This invention relates to methods of providing a service from a server on a communication network to any one of a plurality of terminals that connect to the network.
To obtain the service at a particular terminal, an operator of the terminal generates a request for the service. One part of this request identifies the service that is requested, and another part of the request names the server which provides the service.
In the prior art, such a request for service has been generated by using a keyboard on the terminal to identify the requested service and the name of the server which provides the service. Also in the prior art, such a request has been generated by using a mouse to position a cursor on an icon that corresponds to the requested service from the named server, and clicking on that icon.
One example of the above type of communication network is the Internet. There, millions of operators generate requests for services from thousands of different servers, and each server has a unique name. An example of such a request on the Internet is http://www.microsoft.com.
Before the server which is named in a request can provide the requested service, that name must be converted to a network address which is assigned to the server. For example, the network address that corresponds to the server named www.microsoft.com is 207.68.156.49. This address for the server is not generated by the operator of a terminal because it is not "user friendly". It is much easier for the terminal's operator to simply remember the server's name.

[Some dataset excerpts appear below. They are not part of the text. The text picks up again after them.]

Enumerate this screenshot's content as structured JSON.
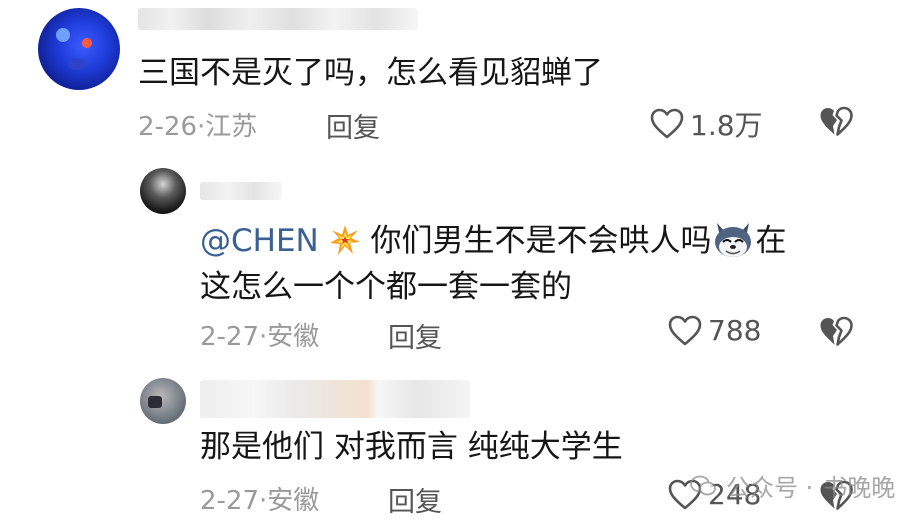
{
  "comments": [
    {
      "text": "三国不是灭了吗，怎么看见貂蝉了",
      "date": "2-26",
      "location": "江苏",
      "reply_label": "回复",
      "likes": "1.8万"
    },
    {
      "mention": "@CHEN",
      "text_a": "你们男生不是不会哄人吗",
      "text_b": "在",
      "text_line2": "这怎么一个个都一套一套的",
      "date": "2-27",
      "location": "安徽",
      "reply_label": "回复",
      "likes": "788"
    },
    {
      "text": "那是他们 对我而言 纯纯大学生",
      "date": "2-27",
      "location": "安徽",
      "reply_label": "回复",
      "likes": "248"
    }
  ],
  "separator": "·",
  "watermark": {
    "prefix": "公众号 ·",
    "name": "书晚晚"
  },
  "icons": {
    "like": "heart-outline-icon",
    "dislike": "broken-heart-icon",
    "mention_emoji": "collision-emoji",
    "inline_emoji": "husky-emoji"
  }
}
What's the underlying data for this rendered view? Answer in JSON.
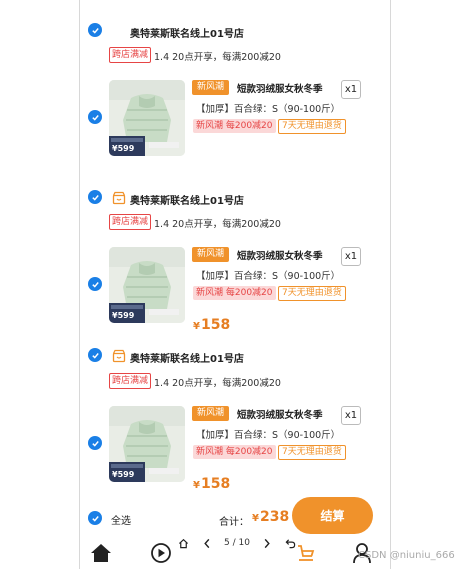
{
  "colors": {
    "accent": "#f0922b",
    "check": "#1a7fe6",
    "red": "#e64545",
    "price": "#e67e22"
  },
  "shops": [
    {
      "name": "奥特莱斯联名线上01号店",
      "promo_tag": "跨店满减",
      "promo_text": "1.4 20点开享，每满200减20",
      "item": {
        "tag": "新风潮",
        "title": "短款羽绒服女秋冬季",
        "qty": "x1",
        "spec": "【加厚】百合绿：S（90-100斤）",
        "discount": "新风潮 每200减20",
        "return_tag": "7天无理由退货",
        "price_symbol": "",
        "price": "",
        "thumb_price": "599"
      }
    },
    {
      "name": "奥特莱斯联名线上01号店",
      "promo_tag": "跨店满减",
      "promo_text": "1.4 20点开享，每满200减20",
      "item": {
        "tag": "新风潮",
        "title": "短款羽绒服女秋冬季",
        "qty": "x1",
        "spec": "【加厚】百合绿：S（90-100斤）",
        "discount": "新风潮 每200减20",
        "return_tag": "7天无理由退货",
        "price_symbol": "¥",
        "price": "158",
        "thumb_price": "599"
      }
    },
    {
      "name": "奥特莱斯联名线上01号店",
      "promo_tag": "跨店满减",
      "promo_text": "1.4 20点开享，每满200减20",
      "item": {
        "tag": "新风潮",
        "title": "短款羽绒服女秋冬季",
        "qty": "x1",
        "spec": "【加厚】百合绿：S（90-100斤）",
        "discount": "新风潮 每200减20",
        "return_tag": "7天无理由退货",
        "price_symbol": "¥",
        "price": "158",
        "thumb_price": "599"
      }
    }
  ],
  "footer": {
    "select_all": "全选",
    "total_label": "合计：",
    "total_symbol": "¥",
    "total_value": "238",
    "checkout": "结算"
  },
  "pager": {
    "current_page": "5 / 10"
  },
  "bottom_nav": [
    "home-icon",
    "play-icon",
    "cart-icon",
    "profile-icon"
  ],
  "watermark": "CSDN @niuniu_666"
}
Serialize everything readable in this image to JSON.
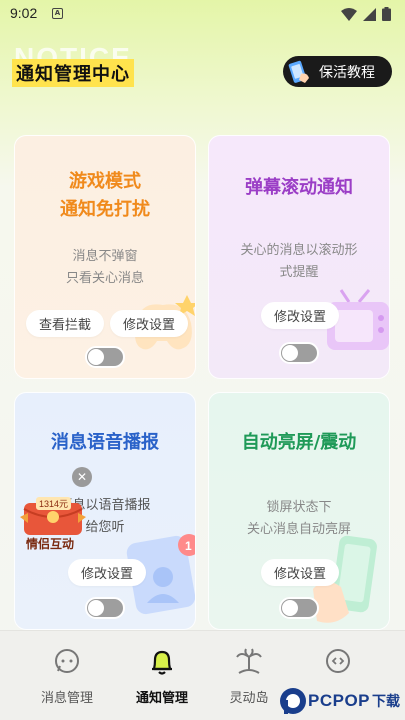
{
  "status_bar": {
    "time": "9:02",
    "notif_icon": "A"
  },
  "header": {
    "watermark": "NOTICE",
    "title": "通知管理中心",
    "tutorial_label": "保活教程"
  },
  "cards": [
    {
      "title_lines": [
        "游戏模式",
        "通知免打扰"
      ],
      "desc_lines": [
        "消息不弹窗",
        "只看关心消息"
      ],
      "buttons": [
        "查看拦截",
        "修改设置"
      ],
      "title_color": "#f08a1c",
      "enabled": false
    },
    {
      "title_lines": [
        "弹幕滚动通知"
      ],
      "desc_lines": [
        "关心的消息以滚动形",
        "式提醒"
      ],
      "buttons": [
        "修改设置"
      ],
      "title_color": "#9b3ec6",
      "enabled": false
    },
    {
      "title_lines": [
        "消息语音播报"
      ],
      "desc_lines": [
        "消息以语音播报",
        "给您听"
      ],
      "buttons": [
        "修改设置"
      ],
      "title_color": "#2a62c9",
      "enabled": false
    },
    {
      "title_lines": [
        "自动亮屏/震动"
      ],
      "desc_lines": [
        "锁屏状态下",
        "关心消息自动亮屏"
      ],
      "buttons": [
        "修改设置"
      ],
      "title_color": "#1f9a58",
      "enabled": false
    }
  ],
  "float_badge": {
    "number": "1314元",
    "label": "情侣互动"
  },
  "bottom_nav": {
    "items": [
      {
        "label": "消息管理",
        "icon": "chat-bubble-icon",
        "active": false
      },
      {
        "label": "通知管理",
        "icon": "bell-icon",
        "active": true
      },
      {
        "label": "灵动岛",
        "icon": "palm-tree-icon",
        "active": false
      },
      {
        "label": "",
        "icon": "smile-chat-icon",
        "active": false
      }
    ]
  },
  "watermark_logo": {
    "text": "PCPOP",
    "suffix": "下载"
  }
}
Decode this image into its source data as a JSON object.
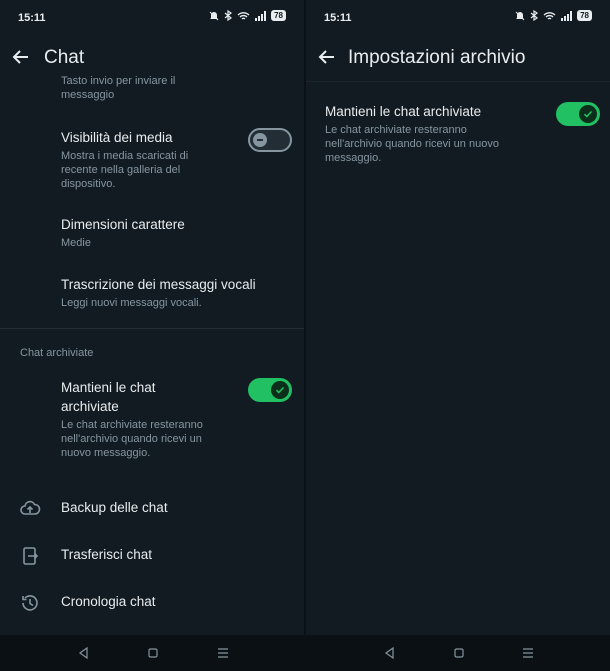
{
  "status": {
    "time": "15:11",
    "battery": "78"
  },
  "left": {
    "title": "Chat",
    "partial_item": {
      "line1": "Tasto invio per inviare il",
      "line2": "messaggio"
    },
    "media_visibility": {
      "title": "Visibilità dei media",
      "sub1": "Mostra i media scaricati di",
      "sub2": "recente nella galleria del",
      "sub3": "dispositivo.",
      "enabled": false
    },
    "font_size": {
      "title": "Dimensioni carattere",
      "sub": "Medie"
    },
    "voice_transcription": {
      "title": "Trascrizione dei messaggi vocali",
      "sub": "Leggi nuovi messaggi vocali."
    },
    "archived_section": "Chat archiviate",
    "keep_archived": {
      "title1": "Mantieni le chat",
      "title2": "archiviate",
      "sub1": "Le chat archiviate resteranno",
      "sub2": "nell'archivio quando ricevi un",
      "sub3": "nuovo messaggio.",
      "enabled": true
    },
    "backup": "Backup delle chat",
    "transfer": "Trasferisci chat",
    "history": "Cronologia chat"
  },
  "right": {
    "title": "Impostazioni archivio",
    "keep_archived": {
      "title": "Mantieni le chat archiviate",
      "sub1": "Le chat archiviate resteranno",
      "sub2": "nell'archivio quando ricevi un nuovo",
      "sub3": "messaggio.",
      "enabled": true
    }
  },
  "colors": {
    "accent": "#21c063",
    "background": "#121b22",
    "secondary_text": "#8696a0"
  }
}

In the prior art, various mechanisms are available which automatically convert the name of a server to a single network address. One such mechanism is the Internet Domain Name Service (DNS), and another is the Windows Internet Name Service (WINS).
After the server's name is converted to a single network address, the requested service is often provided by a single computer on the network which is assigned that network address. However, one problem with providing the service from a single computer is that when the computer breaks, all of the terminals on a network are unable to obtain the service. Also, another problem with providing a service from a single computer is that the computer becomes overloaded when a large number of terminals on the network request the service at the same time. Consequently, the service is degraded or rejected.
To address these problems in the prior art, servers have been disclosed which are comprised of a group of several computers that are intercoupled in a cluster. See for example, FIG. 2 of U.S. Pat. No. 5,371,852. There, the cluster comprises a plurality of computers 105 thru 109, and computer 109 acts as a gateway which interfaces the communication network to the computers 105 thru 108.
With the above cluster server, any one of the computers 105 thru 108 can fail and service can still be obtained from the remaining computers that operate. However, a drawback of the cluster server is that if the gateway computer 109 fails, then none of the other computers 105 thru 108 are able to provide the requested service.
Also, another drawback of the cluster server is that it requires the additional gateway computer 109 and additional software; and that can significantly increase the initial cost of the cluster and the cost of its maintenance. Further, this additional cost is incurred each time a new cluster server is added to the network in order to provide a new service.
Accordingly, an object of the present invention is to provide a novel method of providing a service on a communication network in which the above prior art problems are overcome.